Throw A Log On It
Still life with viburnum, sensitive fern and log.
When looking at our yards as a place to build habitat, we naturally look to plants, first. After all, the berries on plants feed birds, the pollen and nectar in flowers feed pollinators--plants are essential to the wildlife garden. But how do you set up conditions for long term success for your plants? How can you build soil that isn't in constant need of amendments?
One answer is to provide food for soil flora and microorganisms. One way of providing this food is to mulch beds so that soil moisture is moderated, and shelter is given to the surface of the soil--which invites those organisms to play. But another thing you can do is give these little, sometimes unappetizing critters a more "permanent" shelter structure--a hunk of dead tree.
Tree hunks decay at different rates depending on weather and the activity of plants, animals, insects and bacteria, to name a few. In addition, the species of tree itself will have an impact--hardwoods will take longer to decay, in general, than softwoods. And of course, if the dead hunk of tree is black locust--well, that might take a
The primary job of this hunk of wood is to be an insect house.
On the forest floor, decomposing logs may be a hazard to hikers, but they are vital to the overall diversity of life found in the forest. One-fifth of all woodland creatures live in them! That's a bunch of critters! Most of these are small or very small, and therefore not nearly as exciting as oh, say--a mountain lion. But the role these dead hunks of wood play is essential to habitat and it is easy to replicate this habitat in the home garden.
For instance, in the photo at right, this old piece of spruce tree marks a change in elevation between one part of a shrub/tree border and another. Behind the log the soil is about six inches higher than the front side of the log. When walking in the landscape, you would have to look hard to see this log--it is hidden by shrubs, trees and irises. Small holes from tiny beetles are all over it.
Dead log critters tilling the soil and adding "deposits."
This next photo shows soil directly beneath a log that has been in position for almost two years. If you look closely, you'll see a slug on the left and centipede near the top right. Notice how rich and crumbly it looks. Probably just a massive pile of insect poo, which my azaleas greatly appreciate! Logs suck in moisture when it is available and then release it slowly into the ground during drier spells. Think of it as a soaker hose on a timer. Which does not mean that you're going to want to litter your yard with a truck load of logs, but maybe you can see how a few might be helpful, especially if they go into place during the non-planting seasons, so they have reached a greater level of absorbency before drought season. The more decomposed/broken down they are, the spongier they get--making them even more effective as soil moisture moderators. They also excel at filling the bottom of raised beds--breaking down slowly, but in the meantime holding moisture for the gardens planted on top of them.
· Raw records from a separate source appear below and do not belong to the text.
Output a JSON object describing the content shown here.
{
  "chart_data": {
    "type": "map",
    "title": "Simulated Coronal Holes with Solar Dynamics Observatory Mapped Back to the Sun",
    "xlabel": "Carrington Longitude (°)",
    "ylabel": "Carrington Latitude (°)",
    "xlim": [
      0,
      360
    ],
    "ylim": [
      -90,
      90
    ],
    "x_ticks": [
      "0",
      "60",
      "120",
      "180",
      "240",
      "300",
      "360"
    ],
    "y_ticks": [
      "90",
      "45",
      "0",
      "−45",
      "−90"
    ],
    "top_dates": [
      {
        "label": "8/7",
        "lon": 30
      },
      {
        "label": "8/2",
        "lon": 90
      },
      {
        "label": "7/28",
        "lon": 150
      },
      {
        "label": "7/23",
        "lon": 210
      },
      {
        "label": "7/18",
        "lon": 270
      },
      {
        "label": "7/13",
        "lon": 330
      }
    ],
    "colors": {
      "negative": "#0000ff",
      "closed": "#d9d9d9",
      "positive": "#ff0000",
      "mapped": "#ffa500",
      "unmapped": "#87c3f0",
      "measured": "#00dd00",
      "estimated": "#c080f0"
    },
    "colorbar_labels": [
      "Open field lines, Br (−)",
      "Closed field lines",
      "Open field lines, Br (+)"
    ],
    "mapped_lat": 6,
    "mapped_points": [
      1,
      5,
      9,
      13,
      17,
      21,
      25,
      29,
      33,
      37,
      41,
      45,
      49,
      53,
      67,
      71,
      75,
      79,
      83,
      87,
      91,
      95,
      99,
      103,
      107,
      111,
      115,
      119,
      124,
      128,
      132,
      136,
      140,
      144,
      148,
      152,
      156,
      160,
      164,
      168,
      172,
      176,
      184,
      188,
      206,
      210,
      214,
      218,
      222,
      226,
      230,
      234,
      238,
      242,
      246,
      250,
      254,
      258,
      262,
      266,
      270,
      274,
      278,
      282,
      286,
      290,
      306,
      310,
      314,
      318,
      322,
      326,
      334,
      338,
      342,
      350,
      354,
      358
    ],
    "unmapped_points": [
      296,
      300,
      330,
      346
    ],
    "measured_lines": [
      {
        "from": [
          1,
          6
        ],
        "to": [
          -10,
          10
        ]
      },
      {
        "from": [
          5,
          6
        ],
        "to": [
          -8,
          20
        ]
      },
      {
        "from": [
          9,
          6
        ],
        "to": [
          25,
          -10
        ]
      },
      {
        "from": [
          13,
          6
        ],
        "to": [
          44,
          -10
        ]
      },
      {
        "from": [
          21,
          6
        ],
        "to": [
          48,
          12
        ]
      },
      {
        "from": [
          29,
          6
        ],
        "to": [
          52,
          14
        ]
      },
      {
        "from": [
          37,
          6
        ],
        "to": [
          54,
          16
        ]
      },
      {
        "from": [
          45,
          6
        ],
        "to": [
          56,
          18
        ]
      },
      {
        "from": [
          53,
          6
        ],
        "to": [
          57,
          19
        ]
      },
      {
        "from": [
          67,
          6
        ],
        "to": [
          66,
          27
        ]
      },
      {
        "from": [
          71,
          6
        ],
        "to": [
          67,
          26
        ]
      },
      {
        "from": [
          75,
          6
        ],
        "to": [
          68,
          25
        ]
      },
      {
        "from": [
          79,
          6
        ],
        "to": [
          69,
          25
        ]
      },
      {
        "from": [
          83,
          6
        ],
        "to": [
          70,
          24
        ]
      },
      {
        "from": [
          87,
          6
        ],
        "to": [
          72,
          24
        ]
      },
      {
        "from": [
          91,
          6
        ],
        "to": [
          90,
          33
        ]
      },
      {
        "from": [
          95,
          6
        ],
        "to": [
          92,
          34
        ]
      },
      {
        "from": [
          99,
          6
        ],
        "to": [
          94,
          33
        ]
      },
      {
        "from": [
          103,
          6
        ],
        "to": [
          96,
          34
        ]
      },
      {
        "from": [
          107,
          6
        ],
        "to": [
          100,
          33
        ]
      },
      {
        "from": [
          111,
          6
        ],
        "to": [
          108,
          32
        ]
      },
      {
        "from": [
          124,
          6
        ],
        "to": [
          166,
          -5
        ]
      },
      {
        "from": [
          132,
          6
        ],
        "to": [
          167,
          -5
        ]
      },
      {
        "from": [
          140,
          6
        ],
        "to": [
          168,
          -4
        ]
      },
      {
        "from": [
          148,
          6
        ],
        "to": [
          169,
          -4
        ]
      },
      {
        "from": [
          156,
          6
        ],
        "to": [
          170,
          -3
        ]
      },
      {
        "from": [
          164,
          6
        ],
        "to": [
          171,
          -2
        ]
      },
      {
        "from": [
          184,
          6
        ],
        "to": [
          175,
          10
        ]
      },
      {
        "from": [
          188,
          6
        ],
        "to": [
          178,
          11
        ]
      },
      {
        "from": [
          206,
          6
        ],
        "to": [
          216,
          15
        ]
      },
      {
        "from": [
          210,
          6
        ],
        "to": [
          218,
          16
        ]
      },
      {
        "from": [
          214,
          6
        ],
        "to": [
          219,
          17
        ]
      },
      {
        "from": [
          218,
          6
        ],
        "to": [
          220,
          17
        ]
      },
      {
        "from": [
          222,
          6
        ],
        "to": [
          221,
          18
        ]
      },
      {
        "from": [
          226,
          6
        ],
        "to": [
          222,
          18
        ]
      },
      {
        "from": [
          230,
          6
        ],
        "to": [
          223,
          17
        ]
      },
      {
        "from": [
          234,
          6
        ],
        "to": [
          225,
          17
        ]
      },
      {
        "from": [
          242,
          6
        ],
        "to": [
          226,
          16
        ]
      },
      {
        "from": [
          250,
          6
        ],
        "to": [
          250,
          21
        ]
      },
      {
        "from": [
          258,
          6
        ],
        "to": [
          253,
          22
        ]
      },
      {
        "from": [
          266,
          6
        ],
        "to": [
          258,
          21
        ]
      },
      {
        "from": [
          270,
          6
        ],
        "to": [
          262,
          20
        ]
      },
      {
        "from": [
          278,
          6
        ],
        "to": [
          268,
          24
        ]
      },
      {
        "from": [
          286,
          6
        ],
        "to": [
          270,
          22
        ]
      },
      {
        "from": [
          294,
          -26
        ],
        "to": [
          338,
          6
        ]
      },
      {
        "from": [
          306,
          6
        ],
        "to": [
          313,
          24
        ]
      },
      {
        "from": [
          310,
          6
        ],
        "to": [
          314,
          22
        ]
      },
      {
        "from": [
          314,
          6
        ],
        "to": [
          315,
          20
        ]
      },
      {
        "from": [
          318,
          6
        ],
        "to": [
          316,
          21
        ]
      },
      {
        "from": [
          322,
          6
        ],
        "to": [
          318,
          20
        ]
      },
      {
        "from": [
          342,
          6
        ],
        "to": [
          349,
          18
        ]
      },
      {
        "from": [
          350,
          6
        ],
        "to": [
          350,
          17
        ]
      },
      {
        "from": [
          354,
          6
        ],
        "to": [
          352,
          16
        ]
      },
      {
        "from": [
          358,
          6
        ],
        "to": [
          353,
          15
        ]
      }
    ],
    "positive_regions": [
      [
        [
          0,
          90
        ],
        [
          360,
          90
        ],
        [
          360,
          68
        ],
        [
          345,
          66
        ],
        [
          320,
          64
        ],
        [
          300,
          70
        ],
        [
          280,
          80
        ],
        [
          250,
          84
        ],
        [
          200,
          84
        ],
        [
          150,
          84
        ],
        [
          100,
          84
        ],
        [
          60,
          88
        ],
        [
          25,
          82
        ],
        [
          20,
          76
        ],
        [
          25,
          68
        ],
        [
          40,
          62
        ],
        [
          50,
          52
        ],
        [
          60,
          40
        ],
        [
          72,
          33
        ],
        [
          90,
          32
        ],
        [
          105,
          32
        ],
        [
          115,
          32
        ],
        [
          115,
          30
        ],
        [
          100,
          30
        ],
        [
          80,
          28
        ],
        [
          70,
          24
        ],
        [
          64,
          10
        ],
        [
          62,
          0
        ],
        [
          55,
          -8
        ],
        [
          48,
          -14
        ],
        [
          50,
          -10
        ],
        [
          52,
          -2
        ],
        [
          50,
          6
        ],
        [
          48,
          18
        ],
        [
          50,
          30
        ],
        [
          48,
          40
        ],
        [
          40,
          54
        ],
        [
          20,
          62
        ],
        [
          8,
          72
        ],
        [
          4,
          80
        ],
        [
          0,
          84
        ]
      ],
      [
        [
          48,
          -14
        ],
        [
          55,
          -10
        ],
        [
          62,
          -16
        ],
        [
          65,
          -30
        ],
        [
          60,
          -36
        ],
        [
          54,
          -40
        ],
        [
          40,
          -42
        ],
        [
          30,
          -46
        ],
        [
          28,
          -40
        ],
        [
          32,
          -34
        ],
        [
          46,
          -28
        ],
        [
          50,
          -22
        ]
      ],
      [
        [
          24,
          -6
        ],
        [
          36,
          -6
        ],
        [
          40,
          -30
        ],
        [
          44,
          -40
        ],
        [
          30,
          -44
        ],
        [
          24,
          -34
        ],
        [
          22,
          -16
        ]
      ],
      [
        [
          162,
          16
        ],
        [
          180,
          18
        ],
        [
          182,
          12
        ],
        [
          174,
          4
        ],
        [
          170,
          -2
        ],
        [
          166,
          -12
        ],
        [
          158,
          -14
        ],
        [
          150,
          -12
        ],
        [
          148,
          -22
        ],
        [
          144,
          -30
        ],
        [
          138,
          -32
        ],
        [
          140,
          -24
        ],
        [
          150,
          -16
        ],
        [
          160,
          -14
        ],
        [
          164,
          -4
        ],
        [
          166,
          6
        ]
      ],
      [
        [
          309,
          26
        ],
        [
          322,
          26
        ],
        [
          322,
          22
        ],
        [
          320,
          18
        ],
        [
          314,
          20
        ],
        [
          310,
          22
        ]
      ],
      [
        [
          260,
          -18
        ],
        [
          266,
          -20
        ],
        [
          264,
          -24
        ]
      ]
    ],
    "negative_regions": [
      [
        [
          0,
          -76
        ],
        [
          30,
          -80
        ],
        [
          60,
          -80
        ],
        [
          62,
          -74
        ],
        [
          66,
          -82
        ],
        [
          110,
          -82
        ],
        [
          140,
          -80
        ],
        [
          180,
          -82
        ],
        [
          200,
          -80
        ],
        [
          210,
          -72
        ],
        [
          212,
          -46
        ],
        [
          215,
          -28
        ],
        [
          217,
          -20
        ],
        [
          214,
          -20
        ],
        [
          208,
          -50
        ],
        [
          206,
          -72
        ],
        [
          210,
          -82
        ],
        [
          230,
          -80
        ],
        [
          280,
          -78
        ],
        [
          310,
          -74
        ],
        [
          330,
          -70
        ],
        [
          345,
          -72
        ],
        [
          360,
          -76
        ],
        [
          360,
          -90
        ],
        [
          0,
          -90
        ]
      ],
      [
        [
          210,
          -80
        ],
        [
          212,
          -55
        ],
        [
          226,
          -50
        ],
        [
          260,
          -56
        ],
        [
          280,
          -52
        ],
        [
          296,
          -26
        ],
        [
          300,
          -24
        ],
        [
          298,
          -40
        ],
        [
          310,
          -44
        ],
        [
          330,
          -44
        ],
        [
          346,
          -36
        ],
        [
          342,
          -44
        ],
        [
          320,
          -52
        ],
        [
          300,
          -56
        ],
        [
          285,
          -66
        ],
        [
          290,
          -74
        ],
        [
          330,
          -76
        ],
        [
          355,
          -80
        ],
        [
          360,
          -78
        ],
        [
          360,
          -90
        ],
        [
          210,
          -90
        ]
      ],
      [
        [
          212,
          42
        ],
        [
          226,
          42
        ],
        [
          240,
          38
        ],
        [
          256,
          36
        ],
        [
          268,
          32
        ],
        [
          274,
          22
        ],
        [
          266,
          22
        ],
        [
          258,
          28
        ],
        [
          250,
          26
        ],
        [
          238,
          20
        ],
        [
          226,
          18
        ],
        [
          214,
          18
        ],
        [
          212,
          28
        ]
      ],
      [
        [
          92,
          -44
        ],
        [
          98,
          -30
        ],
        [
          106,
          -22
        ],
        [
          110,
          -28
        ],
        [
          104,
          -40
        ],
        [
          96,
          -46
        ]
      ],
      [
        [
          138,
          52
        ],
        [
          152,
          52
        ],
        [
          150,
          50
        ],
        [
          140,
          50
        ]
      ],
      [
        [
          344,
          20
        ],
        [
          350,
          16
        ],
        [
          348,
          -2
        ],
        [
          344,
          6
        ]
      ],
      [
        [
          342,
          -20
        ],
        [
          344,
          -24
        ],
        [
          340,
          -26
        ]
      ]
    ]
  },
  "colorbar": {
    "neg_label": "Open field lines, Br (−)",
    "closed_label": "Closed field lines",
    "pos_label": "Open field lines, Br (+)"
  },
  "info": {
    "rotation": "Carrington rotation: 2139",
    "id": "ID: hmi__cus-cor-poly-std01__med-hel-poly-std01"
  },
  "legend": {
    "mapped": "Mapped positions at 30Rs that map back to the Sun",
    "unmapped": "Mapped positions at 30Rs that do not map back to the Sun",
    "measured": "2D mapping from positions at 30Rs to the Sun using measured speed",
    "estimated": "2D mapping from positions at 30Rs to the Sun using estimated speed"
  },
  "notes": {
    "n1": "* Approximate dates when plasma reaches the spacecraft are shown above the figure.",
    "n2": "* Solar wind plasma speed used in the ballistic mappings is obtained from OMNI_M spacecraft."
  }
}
These spruce logs have been abused by pileated woodpeckers.
Old dead hunks of wood can become homes to small mammals like shrews and (even better) to toads and amphibians. I like to think of toads as slug-eating machines. Therefore, I am wildly hopeful that once I put in my toad-friendly water feature, my yard will benefit from many happy toads. (
*update, 8/2013--even without the water feature, the logs are helping. Finally have toads this year!
But I digress.
You can use logs to create terracing much like you would use garden boulders. The difference is that logs will need a bit of a trench so they can be partially buried, if the hunks are relatively small. After "heeling in" the log chunks, plant on the uphill side of the log. The logs will help trap water for your new plants while they get established.
A mixed log and rock terrace edge in a meadow planting.
Adding logs to the landscape can be an actual design feature. Or it might be a necessity, if you end up with huge chunks of dead tree. That was the case with us when neighbors on both sides took down spruce trees. In addition to all the spruce, we also took down a silver maple tree (not the strongest of trees) and replaced it with a sourwood. The maple was only a foot in diameter at the base when we took it down, but you'd be amazed (well, maybe you wouldn't!) how much log can be acquired from one tree! The maple was dealt with partly in the fire pit (ashes were composted) and partly through "installation" in the yard.
Having some logs within your landscape will definitely improve your songbird activity. Many of the creatures that like to consume logs are things that songbirds like to consume. I absolutely adore watching the wrens and song sparrow "work" a log for insects. As the bark loosens, they will sometimes disappear right under it as they poke around for juicy bits. If you love birds, you will definitely want to add some dead tree hunks to your habitat! Be sure to check the Smithsonian link in the resources for some excellent photos of some of the organisms that munch down on old dead hunks of wood.
Hard to tell this guy is hanging out in an old log, isn't it?
Logs are an almost essential addition to the landscape in a woodland garden, but meadows or border gardens can take advantage of them, as well. For a meadow, try getting hold of a long, twisty branch to lay near a birdbath or bird feeder on a post or hook. This will give your birds a foraging spot to catch insects that are after the seed hulls littering the area under the bird feeder, or a landing spot from which to enter The Bath. In a border garden, try using some small logs as edging. Either way, you will be supporting diversity in your home habitat in some surprising ways. So get out there and throw a log on your yard!